Five days of debate, more than 250 sessions and a flurry of high-level political meetings have come to an end at the 34th summit of the World Economic Forum (WEF) in Davos.This content was published on January 26, 2004 - 08:57
And, as the mountain resort returns to normal, most will be wondering whether the meeting has achieved any concrete results.
“The mood is more important than the facts,” said Philippe Bourguignon, the WEF’s co-chief executive officer.
“The facts may be extremely difficult to face, but if you face them in a good psychological environment, you add positive things,” he added.
This year’s agenda was heavy with debates about the colossal challenges of reconstructing Iraq, world trade and the rift between Europe and the United States.
With more than 2,100 of the world’s most powerful business and political leaders present, many outside the forum could be forgiven for expecting solid results.
Switzerland’s official delegation included no less than five of the country’s seven cabinet ministers.
The president and economics minister, Joseph Deiss, hosted a series of talks with world leaders during the week.
Significantly, Deiss also organised a meeting of 19 trade ministers and officials from around the world, aimed at revitalising the current round of World Trade Organization (WTO) talks.
Negotiations on a new global trade deal floundered last year amid disagreements over farm subsidies in Europe and the United States.
The ministers used Davos to call for fresh action between the WTO’s 146 member states and to ensure the next 12 months are not wasted.
If their call is heeded, the organisers of Davos can claim a measure of the credit.

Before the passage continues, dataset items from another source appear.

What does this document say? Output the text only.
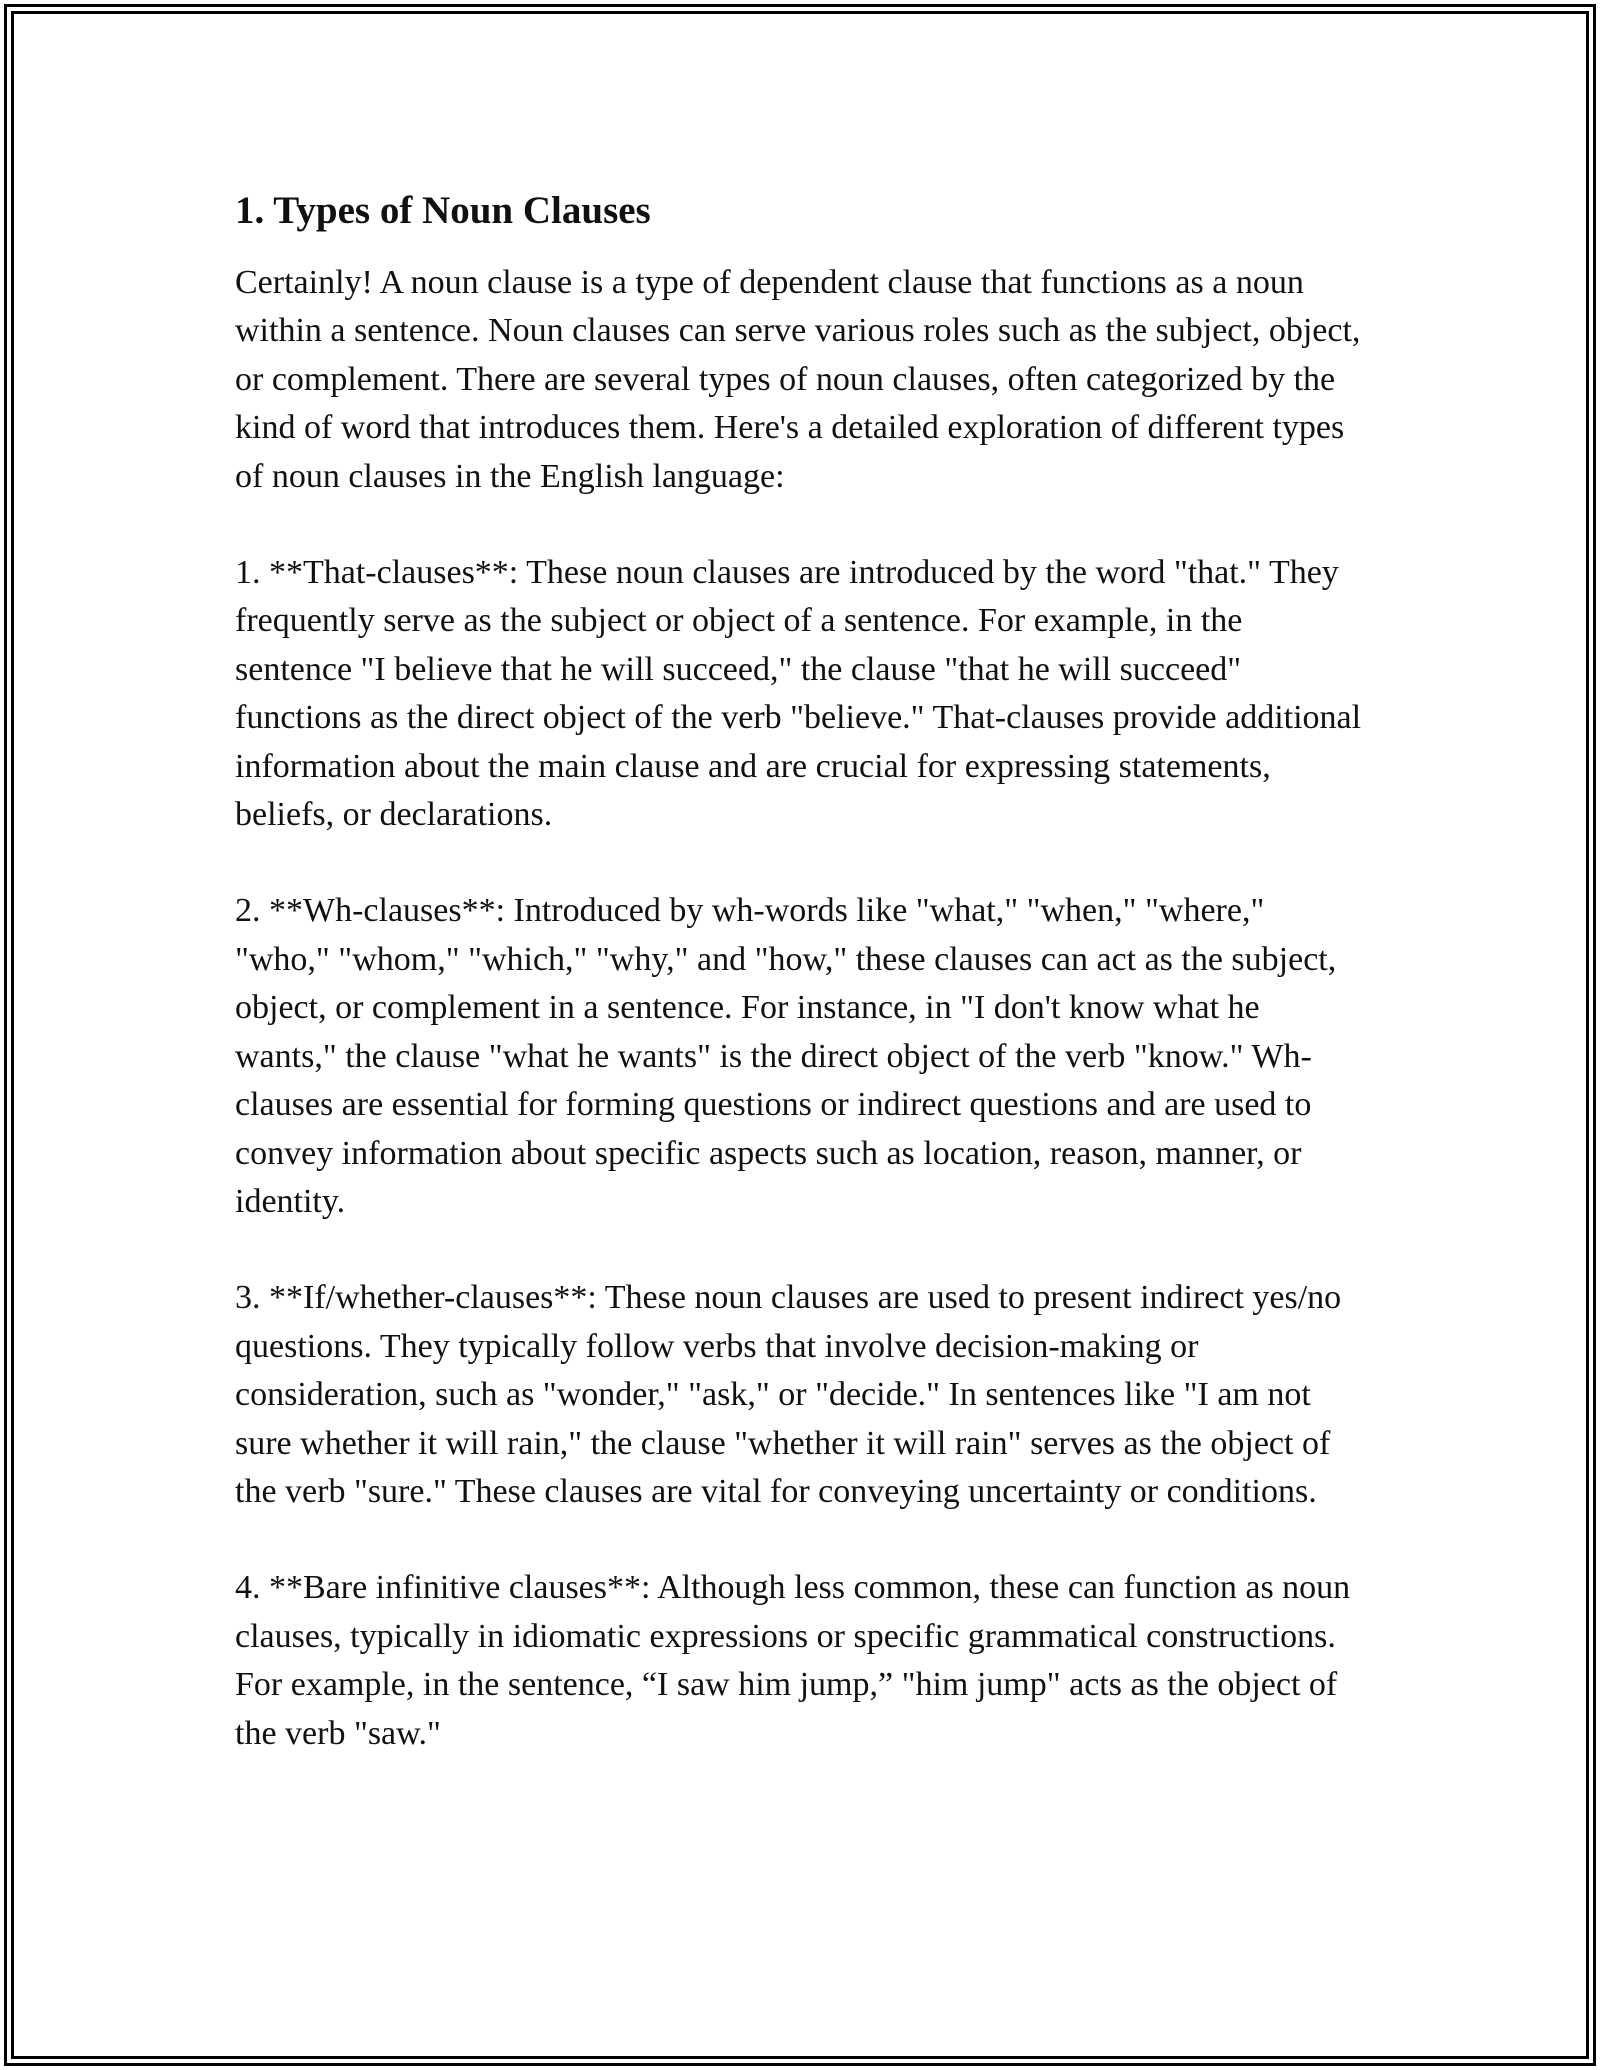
1. Types of Noun Clauses

Certainly! A noun clause is a type of dependent clause that functions as a noun within a sentence. Noun clauses can serve various roles such as the subject, object, or complement. There are several types of noun clauses, often categorized by the kind of word that introduces them. Here's a detailed exploration of different types of noun clauses in the English language:

1. **That-clauses**: These noun clauses are introduced by the word "that." They frequently serve as the subject or object of a sentence. For example, in the sentence "I believe that he will succeed," the clause "that he will succeed" functions as the direct object of the verb "believe." That-clauses provide additional information about the main clause and are crucial for expressing statements, beliefs, or declarations.

2. **Wh-clauses**: Introduced by wh-words like "what," "when," "where," "who," "whom," "which," "why," and "how," these clauses can act as the subject, object, or complement in a sentence. For instance, in "I don't know what he wants," the clause "what he wants" is the direct object of the verb "know." Wh-clauses are essential for forming questions or indirect questions and are used to convey information about specific aspects such as location, reason, manner, or identity.

3. **If/whether-clauses**: These noun clauses are used to present indirect yes/no questions. They typically follow verbs that involve decision-making or consideration, such as "wonder," "ask," or "decide." In sentences like "I am not sure whether it will rain," the clause "whether it will rain" serves as the object of the verb "sure." These clauses are vital for conveying uncertainty or conditions.

4. **Bare infinitive clauses**: Although less common, these can function as noun clauses, typically in idiomatic expressions or specific grammatical constructions. For example, in the sentence, “I saw him jump,” "him jump" acts as the object of the verb "saw."
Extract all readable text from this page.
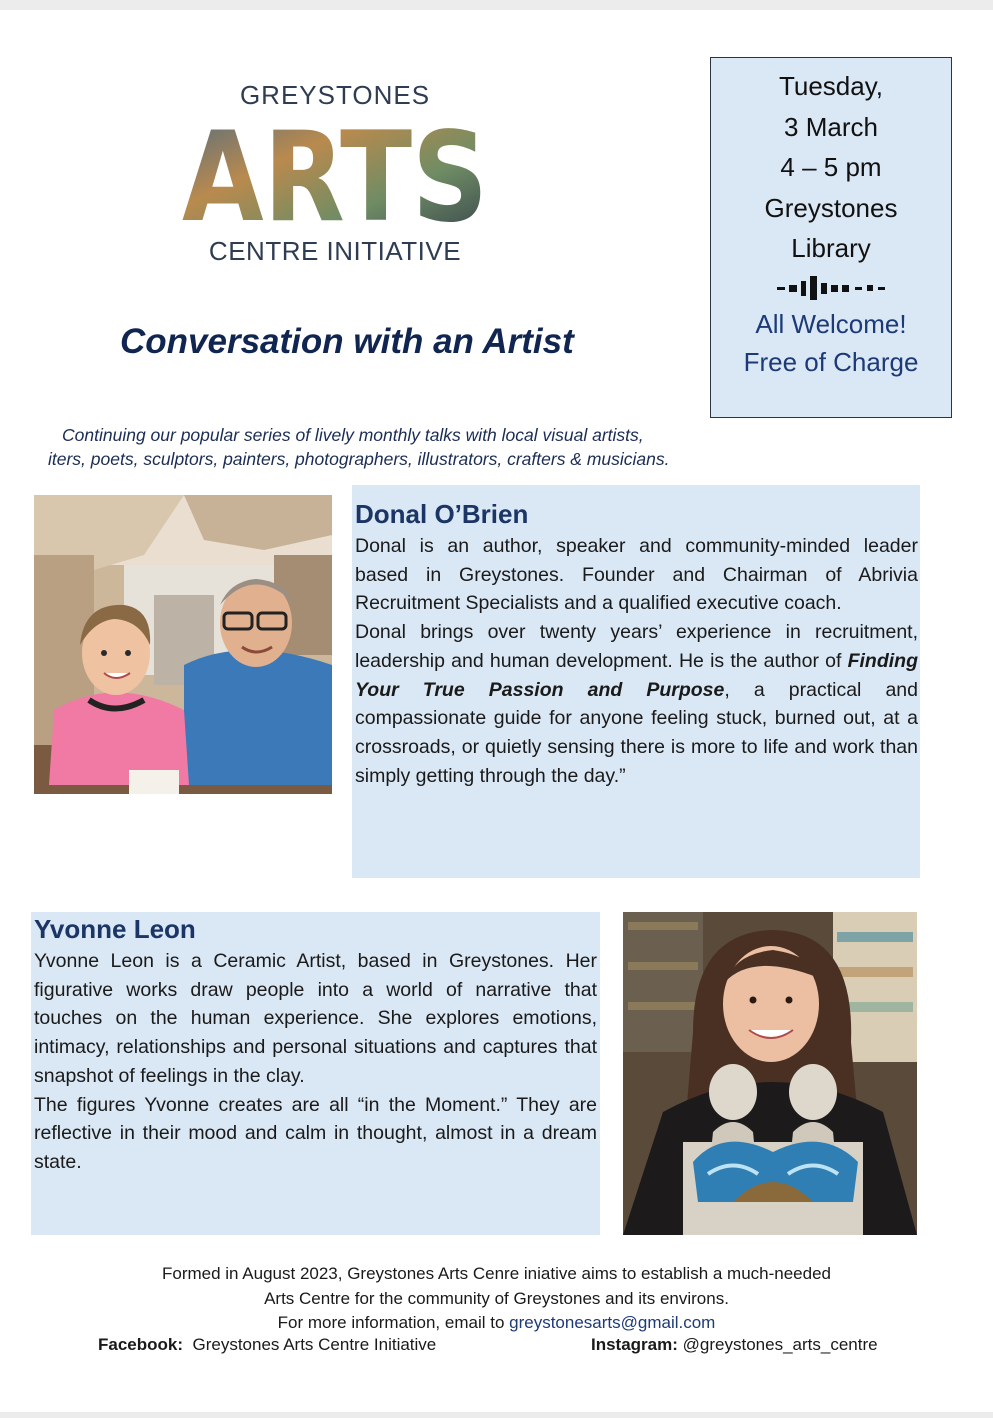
GREYSTONES
ARTS
CENTRE INITIATIVE
Conversation with an Artist
Tuesday,
3 March
4 – 5 pm
Greystones
Library
All Welcome!
Free of Charge
Continuing our popular series of lively monthly talks with local visual artists,
iters, poets, sculptors, painters, photographers, illustrators, crafters & musicians.
Donal O’Brien

Donal is an author, speaker and community-minded leader based in Greystones. Founder and Chairman of Abrivia Recruitment Specialists and a qualified executive coach.

Donal brings over twenty years’ experience in recruitment, leadership and human development. He is the author of Finding Your True Passion and Purpose, a practical and compassionate guide for anyone feeling stuck, burned out, at a crossroads, or quietly sensing there is more to life and work than simply getting through the day.”

Yvonne Leon

Yvonne Leon is a Ceramic Artist, based in Greystones. Her figurative works draw people into a world of narrative that touches on the human experience. She explores emotions, intimacy, relationships and personal situations and captures that snapshot of feelings in the clay.

The figures Yvonne creates are all “in the Moment.” They are reflective in their mood and calm in thought, almost in a dream state.

Formed in August 2023, Greystones Arts Cenre iniative aims to establish a much-needed
Arts Centre for the community of Greystones and its environs.
For more information, email to greystonesarts@gmail.com
Facebook: Greystones Arts Centre Initiative	Instagram: @greystones_arts_centre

Likewise, this year’s summit was billed as an opportunity to help rebuild transatlantic relations frayed by differences over last year’s war in Iraq.
The US vice-president, Dick Cheney, was dispatched to Davos by the White House to deliver a message of conciliation.
Cheney, on only his second trip outside the US in three years, urged Europe to work with the US on tackling terrorism and to assist in promoting democracy in the Middle East.
“We call upon our democratic friends and allies everywhere, and in Europe in particular, to join us in this effort," Cheney told the forum.
Some commentators said the speech reflected a new willingness from the Bush administration to engage in dialogue with the European Union.
Cheney’s presence may also have helped temper some of the fierce anti-Americanism that dominated the forum’s summit 12 months ago, as the war in Iraq loomed.
Kenneth Roth, the executive director of Human Rights Watch, told swissinfo that there appeared to be recognition “that Europe and America have to find ways to work together, despite differences”.
“There is a bit more conciliation, but it doesn’t overcome the fact that there is still deep disquiet here and concern about the approach of the Bush administration and its unilateralism,” he said.
However, the reconciliatory symbolism of Cheney’s visit may have been diminished by the lack of European leaders at this year’s summit.
The leaders of Britain, Germany, France and Italy were all conspicuously absent in Davos, a problem forum organisers hope to solve in future years.
The Swiss-brokered Israeli-Palestinian agreement, known as the Geneva Accord, was also a regular topic for debate in Davos.
Former US president, Bill Clinton said the unofficial agreement represented a yearning for a solution.
Javier Solana, the EU’s foreign policy chief, said it had a “fundamental pedagogical value”, by forcing both sides to think about the sacrifices needed to find an agreement.
Marwan Jamil Muasher, Jordan’s foreign minister, also supported the accord, saying it resolved “every single” issue in the conflict.
“It proves that there are reasonable people on both sides that do not belong to governments,” he said.
swissinfo, Jacob Greber in Davos
The 34th World Economic Forum summit ran from January 21 to 25 in Davos.
Five out of the seven Swiss ministers took part. More than 2,000 political and business leaders attended.
Speakers included UN Secretary-General Kofi Annan and the US vice-president, Dick Cheney.
Police said a demonstration on Sunday by around 1,200 anti-WEF protesters in the eastern town of Chur had passed off relatively peacefully, with only a few broken windows.
However, officers fired water cannon, rubber bullets and tear gas in the small town of Landquart after demonstrators returning to Zurich vandalised a train.